This very professional looking drawing is the scheme for where the doors on the structures will go. It’s kind of hard to figure out what’s going on in this drawing just by looking at it. It’s basically a concrete pier plan for the piers that will anchor the structures to Mother Earth. Each one of those squares is a 2 foot by 2 foot concrete pier that will be embedded 4 feet into the ground. The layout of the piers is asymmetric. There are 7 piers on the right side (the east side of the structure) and 5 piers on the left side (the west side of the structure). There are more piers on the east side because the east side of the Luna (the crescent-shaped main pergola) has to bear the weight of the Radian (the smaller half crescent-shaped pergola which connects the main building to the Luna).
This wasn’t always the case. Originally there was just going to be one pergola (the Luna) with just an awning connecting the main building to the Luna. Without the Radian, there would be no need for the extra piers on the east side of the Luna. There would’ve been 5 piers on both sides. But after discussing the original design with Jessica, our director of weddings, she pointed out that there would be no place to store the pre-set tables in the event of an on-site wedding ceremony. My first solution was to extend the awning that would connect the building to the Luna so that the awning would run the full length of the Luna. We could then keep the pre-set tables under the awning. But that would mean that there would be a permanent shade-creating awning running the full length of the Luna. The whole point of the Luna is that it’s roof can retract so that it can be totally open-air. The last thing I wanted to do was put a giant 14 foot by 70 foot awning right next to it. And then it came to me. Why not make the giant awning retractable as well? So I emailed the manufacturer of the Luna and told him what I wanted. They redesigned the Luna to accept the Radian on its east side by increasing the number of posts from 5 to 7 and as a result we will now have a main structure with a retractable roof as well as a connecting awning with a retractable roof.
And now to the doors. An important design issue is what to use for walls on the structure. There are several options. We could use stationary glass walls, folding glass walls, vinyl tent walls with windows, motorized vinyl tent walls that go up and down, or motorized mesh walls. As with any design element, there are pros and cons of each. But the one thing that we need for sure are doors to let people out of the structure in case of an emergency. Also, we need doors for people to get from the main building into the pergola and for servers to go from the kitchen to the pergola.

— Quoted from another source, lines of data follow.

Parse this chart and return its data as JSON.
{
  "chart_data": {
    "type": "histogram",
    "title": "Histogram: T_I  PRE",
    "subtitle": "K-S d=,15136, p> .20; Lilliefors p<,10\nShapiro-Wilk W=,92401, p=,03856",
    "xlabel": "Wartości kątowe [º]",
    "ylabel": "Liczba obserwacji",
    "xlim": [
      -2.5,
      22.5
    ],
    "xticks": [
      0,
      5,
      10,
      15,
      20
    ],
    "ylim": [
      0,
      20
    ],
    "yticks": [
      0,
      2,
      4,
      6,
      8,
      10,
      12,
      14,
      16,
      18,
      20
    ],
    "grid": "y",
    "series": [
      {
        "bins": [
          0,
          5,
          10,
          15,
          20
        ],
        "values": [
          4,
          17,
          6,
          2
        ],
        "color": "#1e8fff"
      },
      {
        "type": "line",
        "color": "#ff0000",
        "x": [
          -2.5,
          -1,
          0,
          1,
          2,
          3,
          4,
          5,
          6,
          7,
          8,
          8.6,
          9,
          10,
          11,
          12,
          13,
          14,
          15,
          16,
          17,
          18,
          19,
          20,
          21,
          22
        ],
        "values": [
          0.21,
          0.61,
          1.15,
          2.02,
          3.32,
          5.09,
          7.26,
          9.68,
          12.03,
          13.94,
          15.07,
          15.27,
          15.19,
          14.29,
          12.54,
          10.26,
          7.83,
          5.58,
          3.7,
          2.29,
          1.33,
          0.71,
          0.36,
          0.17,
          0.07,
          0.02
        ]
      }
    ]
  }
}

The above drawing is my plan for the doors. The drawing is oriented with north at the top, east at the right, etc. The top of the drawing is the front of the pergola. So the two double doors at the top are for guests to get in and out of the pergola from the sidewalk along Erie St. The single door at the top right is the door that leads from the pergola into the Lucca Room. The double doors just below the two front double doors lead from the Radian to the Luna and allow guests to go back and forth between the Lucca Room and the pergola without ever being exposed to the elements. The double doors at the bottom right of the drawing are the exterior doors of the kitchen. And the double doors directly to their left allow servers to go from the kitchen to the pergola. So that’s the door plan. The cool thing about these doors is that they will all be glass and they will all be incorporated into folding glass walls. So the entire walls can fold open or they can be closed, leaving the double doors for people to go to and fro.

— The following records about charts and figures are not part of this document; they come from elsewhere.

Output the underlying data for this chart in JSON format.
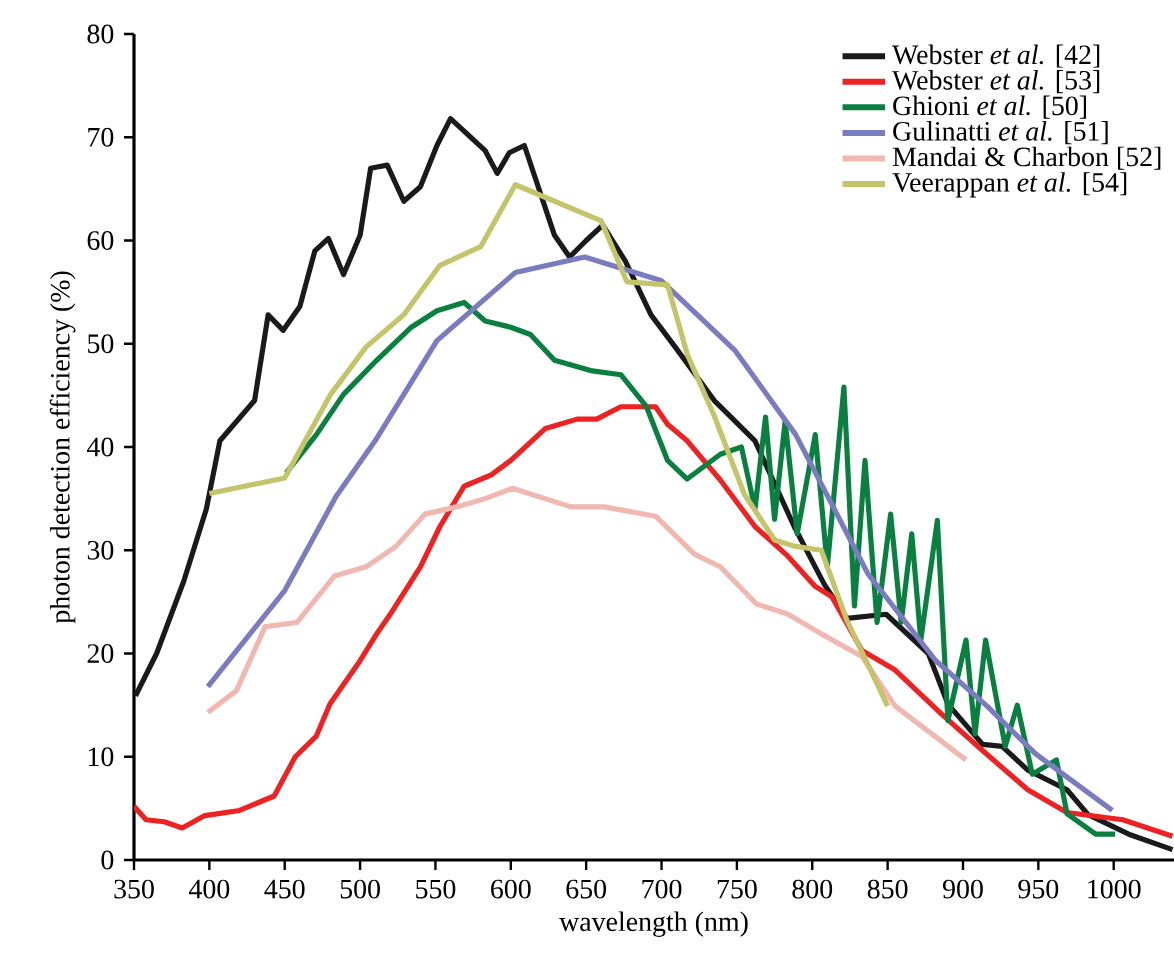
{
  "chart_data": {
    "type": "line",
    "xlabel": "wavelength (nm)",
    "ylabel": "photon detection efficiency (%)",
    "xlim": [
      350,
      1040
    ],
    "ylim": [
      0,
      80
    ],
    "xticks": [
      350,
      400,
      450,
      500,
      550,
      600,
      650,
      700,
      750,
      800,
      850,
      900,
      950,
      1000
    ],
    "yticks": [
      0,
      10,
      20,
      30,
      40,
      50,
      60,
      70,
      80
    ],
    "legend": "top right",
    "series": [
      {
        "name": "Webster *et al.* [42]",
        "color": "#1a1a1a",
        "x": [
          351,
          365,
          383,
          398,
          407,
          430,
          439,
          449,
          460,
          470,
          479,
          489,
          500,
          507,
          518,
          529,
          540,
          551,
          560,
          583,
          591,
          599,
          609,
          629,
          639,
          650,
          661,
          676,
          693,
          709,
          735,
          762,
          788,
          808,
          823,
          849,
          877,
          890,
          913,
          926,
          943,
          969,
          983,
          1010,
          1039
        ],
        "values": [
          15.9,
          20,
          27,
          34,
          40.6,
          44.5,
          52.8,
          51.3,
          53.6,
          59,
          60.2,
          56.7,
          60.5,
          67,
          67.3,
          63.8,
          65.2,
          69.2,
          71.8,
          68.7,
          66.5,
          68.5,
          69.2,
          60.5,
          58.4,
          60,
          61.5,
          58,
          52.8,
          49.7,
          44.5,
          40.6,
          32.3,
          26.7,
          23.4,
          23.8,
          20,
          15.1,
          11.2,
          11,
          8.7,
          6.8,
          4.4,
          2.5,
          1
        ]
      },
      {
        "name": "Webster *et al.* [53]",
        "color": "#ee2222",
        "x": [
          350,
          358,
          370,
          382,
          397,
          420,
          443,
          457,
          471,
          480,
          500,
          511,
          520,
          540,
          553,
          569,
          587,
          600,
          623,
          644,
          657,
          673,
          696,
          704,
          717,
          739,
          762,
          784,
          802,
          813,
          833,
          855,
          886,
          913,
          943,
          969,
          1006,
          1039
        ],
        "values": [
          5.2,
          3.9,
          3.7,
          3.1,
          4.3,
          4.8,
          6.2,
          10,
          12,
          15.1,
          19.3,
          21.9,
          23.8,
          28.4,
          32.3,
          36.2,
          37.3,
          38.7,
          41.8,
          42.7,
          42.7,
          43.9,
          43.9,
          42.2,
          40.6,
          36.8,
          32.3,
          29.4,
          26.5,
          25.5,
          20.3,
          18.4,
          14.1,
          10.6,
          6.8,
          4.6,
          3.9,
          2.3
        ]
      },
      {
        "name": "Ghioni *et al.* [50]",
        "color": "#0a8040",
        "x": [
          451,
          471,
          489,
          511,
          534,
          551,
          569,
          583,
          600,
          613,
          629,
          653,
          673,
          690,
          704,
          717,
          739,
          753,
          762,
          769,
          775,
          782,
          790,
          802,
          810,
          821,
          828,
          835,
          843,
          852,
          859,
          866,
          872,
          883,
          890,
          902,
          908,
          915,
          928,
          936,
          946,
          962,
          969,
          988,
          1001
        ],
        "values": [
          37.5,
          41.2,
          45.1,
          48.4,
          51.6,
          53.2,
          54,
          52.2,
          51.6,
          50.9,
          48.4,
          47.4,
          47,
          43.9,
          38.7,
          36.9,
          39.3,
          40,
          34,
          42.9,
          33,
          42.5,
          31.6,
          41.2,
          28.4,
          45.8,
          24.6,
          38.7,
          23,
          33.5,
          23,
          31.6,
          21.3,
          32.9,
          13.5,
          21.3,
          12.2,
          21.3,
          11,
          15,
          8.3,
          9.7,
          4.5,
          2.5,
          2.5
        ]
      },
      {
        "name": "Gulinatti *et al.* [51]",
        "color": "#7b7bbf",
        "x": [
          399,
          450,
          484,
          510,
          551,
          603,
          649,
          700,
          749,
          789,
          837,
          882,
          916,
          948,
          999
        ],
        "values": [
          16.8,
          26.1,
          35.2,
          40.6,
          50.3,
          56.9,
          58.4,
          56.1,
          49.3,
          41.2,
          27.7,
          19.3,
          14.9,
          10.3,
          4.8
        ]
      },
      {
        "name": "Mandai & Charbon [52]",
        "color": "#f0b8b0",
        "x": [
          399,
          418,
          437,
          458,
          483,
          504,
          524,
          543,
          564,
          583,
          601,
          640,
          662,
          696,
          722,
          739,
          763,
          784,
          806,
          833,
          855,
          902
        ],
        "values": [
          14.3,
          16.4,
          22.6,
          23,
          27.5,
          28.4,
          30.4,
          33.5,
          34.2,
          35,
          36,
          34.2,
          34.2,
          33.3,
          29.6,
          28.4,
          24.8,
          23.8,
          21.9,
          19.7,
          14.9,
          9.7
        ]
      },
      {
        "name": "Veerappan *et al.* [54]",
        "color": "#c4c46a",
        "x": [
          400,
          450,
          480,
          504,
          529,
          553,
          580,
          603,
          660,
          677,
          704,
          717,
          735,
          755,
          775,
          788,
          806,
          823,
          850
        ],
        "values": [
          35.5,
          37,
          45,
          49.7,
          52.8,
          57.6,
          59.4,
          65.4,
          61.9,
          56,
          55.7,
          49,
          43,
          35.4,
          31,
          30.4,
          30,
          23.2,
          14.9
        ]
      }
    ]
  }
}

For the rest of the walls, I am opting for motorized vinyl walls which can be raised up or down by a motor. It would be cool to use all glass, but I have to be honest; that would be really expensive. But the cost isn’t the only con about glass. With folding glass walls, even when they’re fully open they take up some portion of the opening. But retractable vinyl walls don’t take up any of the opening when they’re all the way up. There are mesh retractable walls on the market as well. But the drawback with them is water penetration. If there is a hard rain that comes in sideways, it could get through the mesh and cause all sorts of problems.
The only exception to the motorized retractable vinyl walls is the west side of the pergola, where the south- most bay will be taken up by a 30 ton HVAC unit and the two middle bays will be stationary triple pane glass walls to block sound from going to our neighbors directly to the west.